You can incorporate RadixGraph to any C++ project requiring dynamic graph storage and updates. Either single-threaded, multi-threaded, or concurrent read-write workloads, RadixGraph can efficiently handle them. We also encourage users to incorporate SORT into their projects for general applications (e.g., key-value stores, document indexing).

Compile

We recommend using compiler GCC 11.4.0+. You need to compile RadixGraph on Linux platform with OpenMP and Intel Thread Building Block (TBB).

If prerequisites are completed, compile radixgraph by:

git clone https://github.com/ForwardStar/RadixGraph.git
mkdir build && cd build
cmake ..
make -j

This will generate libRG.a and some test modules in the build folder.

Integrate RadixGraph into your project: (1) include the header file src/radixgraph.h in your source files; (2) link with the static library libRG.a when compiling your project.
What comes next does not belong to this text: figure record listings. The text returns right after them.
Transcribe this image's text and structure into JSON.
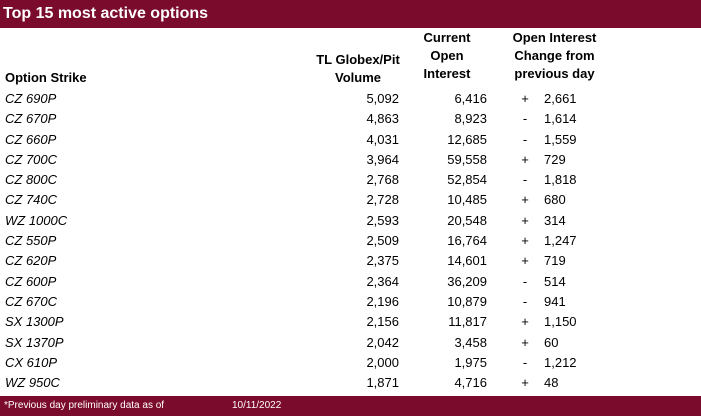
{
  "title": "Top 15 most active options",
  "headers": {
    "strike": "Option Strike",
    "volume": [
      "TL Globex/Pit",
      "Volume"
    ],
    "oi": [
      "Current",
      "Open",
      "Interest"
    ],
    "change": [
      "Open Interest",
      "Change from",
      "previous day"
    ]
  },
  "rows": [
    {
      "strike": "CZ 690P",
      "volume": "5,092",
      "oi": "6,416",
      "sign": "+",
      "change": "2,661"
    },
    {
      "strike": "CZ 670P",
      "volume": "4,863",
      "oi": "8,923",
      "sign": "-",
      "change": "1,614"
    },
    {
      "strike": "CZ 660P",
      "volume": "4,031",
      "oi": "12,685",
      "sign": "-",
      "change": "1,559"
    },
    {
      "strike": "CZ 700C",
      "volume": "3,964",
      "oi": "59,558",
      "sign": "+",
      "change": "729"
    },
    {
      "strike": "CZ 800C",
      "volume": "2,768",
      "oi": "52,854",
      "sign": "-",
      "change": "1,818"
    },
    {
      "strike": "CZ 740C",
      "volume": "2,728",
      "oi": "10,485",
      "sign": "+",
      "change": "680"
    },
    {
      "strike": "WZ 1000C",
      "volume": "2,593",
      "oi": "20,548",
      "sign": "+",
      "change": "314"
    },
    {
      "strike": "CZ 550P",
      "volume": "2,509",
      "oi": "16,764",
      "sign": "+",
      "change": "1,247"
    },
    {
      "strike": "CZ 620P",
      "volume": "2,375",
      "oi": "14,601",
      "sign": "+",
      "change": "719"
    },
    {
      "strike": "CZ 600P",
      "volume": "2,364",
      "oi": "36,209",
      "sign": "-",
      "change": "514"
    },
    {
      "strike": "CZ 670C",
      "volume": "2,196",
      "oi": "10,879",
      "sign": "-",
      "change": "941"
    },
    {
      "strike": "SX 1300P",
      "volume": "2,156",
      "oi": "11,817",
      "sign": "+",
      "change": "1,150"
    },
    {
      "strike": "SX 1370P",
      "volume": "2,042",
      "oi": "3,458",
      "sign": "+",
      "change": "60"
    },
    {
      "strike": "CX 610P",
      "volume": "2,000",
      "oi": "1,975",
      "sign": "-",
      "change": "1,212"
    },
    {
      "strike": "WZ 950C",
      "volume": "1,871",
      "oi": "4,716",
      "sign": "+",
      "change": "48"
    }
  ],
  "footer": {
    "note": "*Previous day preliminary data as of",
    "date": "10/11/2022"
  },
  "colors": {
    "accent": "#7b0b2c"
  }
}
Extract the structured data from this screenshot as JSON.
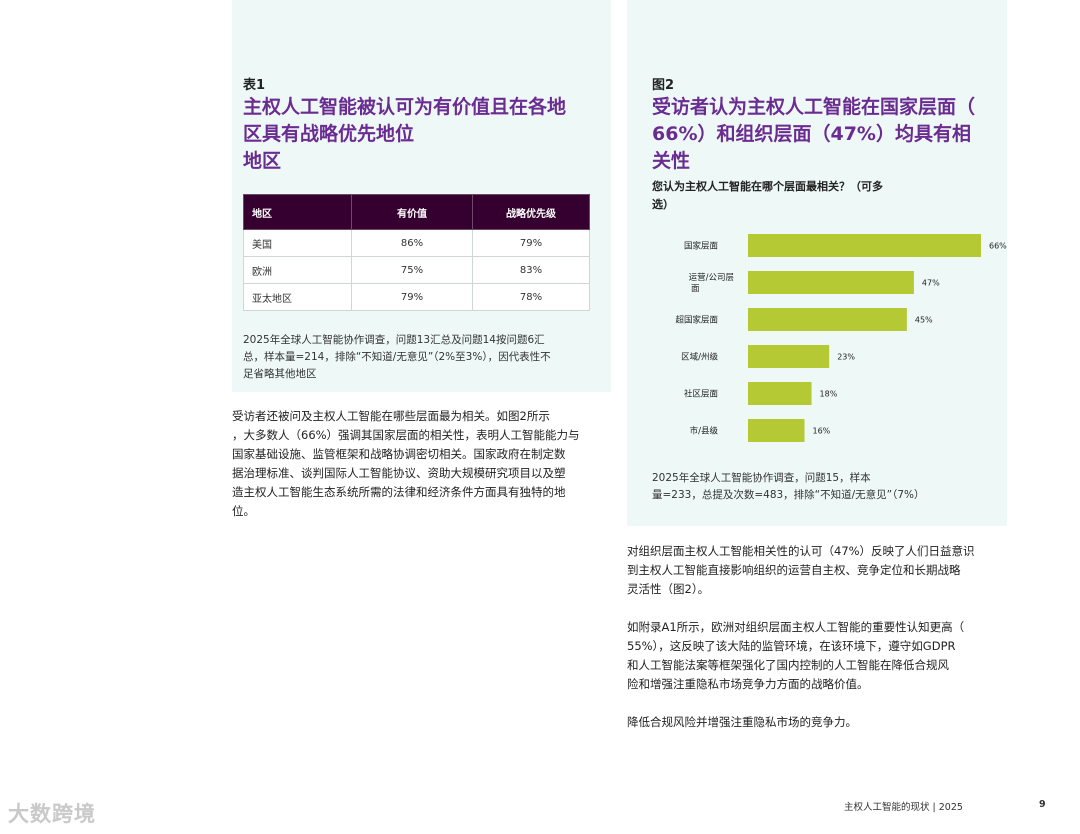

Example:

g++ your_source.cpp -o your_program -I/path_to_radixgraph/src -L/path_to_radixgraph/build -lRG -fopenmp -ltbb -std=c++17 -O3

APIs

See example usages in the examples directory. See full APIs with comments from src/radixgraph.h. The Vertex and WeightedEdge classes are defined in src/utils.h.

RadixGraph API list:

  • bool InsertEdge(NodeID src, NodeID des, float weight);
  • bool UpdateEdge(NodeID src, NodeID des, float weight);
  • bool DeleteEdge(NodeID src, NodeID des);
  • bool GetNeighbours(NodeID src, std::vector<WeightedEdge> &neighbours, int timestamp=2147483647);
  • bool GetNeighbours(Vertex* src, std::vector<WeightedEdge> &neighbours, int timestamp=2147483647);
  • bool GetNeighboursByOffset(int src, std::vector<WeightedEdge> &neighbours, int timestamp=2147483647);
  • void CreateSnapshots(bool sort_neighbours=false, bool make_dense=false);
  • int GetGlobalTimestamp();
  • void SetNumThreads(int nth=64);
  • int GetInternalID(NodeID id);
  • NodeID GetExternalID(int offset);
  • NodeID GetExternalID(WeightedEdge& e);
  • int GetNumVertices();
  • void SetExpandRate(double ratio);

To fully exploit the performance of RadixGraph and ensure correctness, do take care of following things that may affect the efficiency and space:

  • Concurrent reads and writes: by default it is disabled. To support concurrent workloads of RadixGraph where reads and writes are executed concurrently, you can: (1) set global_info.is_mixed_workloads = true before initiating RadixGraph; (2) pause all current workloads, set global_info.is_mixed_workloads = true and execute CreateSnapshots() in RadixGraph, after which you can resume workloads. This will enable MVCC components, like creating timestamps and multi-versioned arrays. The cost is that the memory consumption will be slightly higher and the read operations are slightly slower to ensure consistency.
  • Read-heavy workloads: if the next workloads are read-heavy, it is suggested to run CreateSnapshot() of RadixGraph before executing the workload. This will merge all log segments into their snapshot segments and improve read efficiency. This process is exclusive, i.e., reads and writes should be paused during the process.
  • Maximum number of threads: the default maximum number of threads is 64; to change this, use SetNumThreads() function or initialize the RadixGraph with an appropriate _num_threads parameter. The SetNumThreads() function is also exclusive.

Test modules

Test modules contain test_radixgraph, test_gapbs, test_analytics, test_batch_updates, test_trie, test_trie_workload, test_transform_continuous, and test_vertex_index. They are mainly used for testing correctness and case studies for RadixGraph and SORT. For comparison with other systems and experiments on real-world graphs, please refer to GFE Driver for RadixGraph.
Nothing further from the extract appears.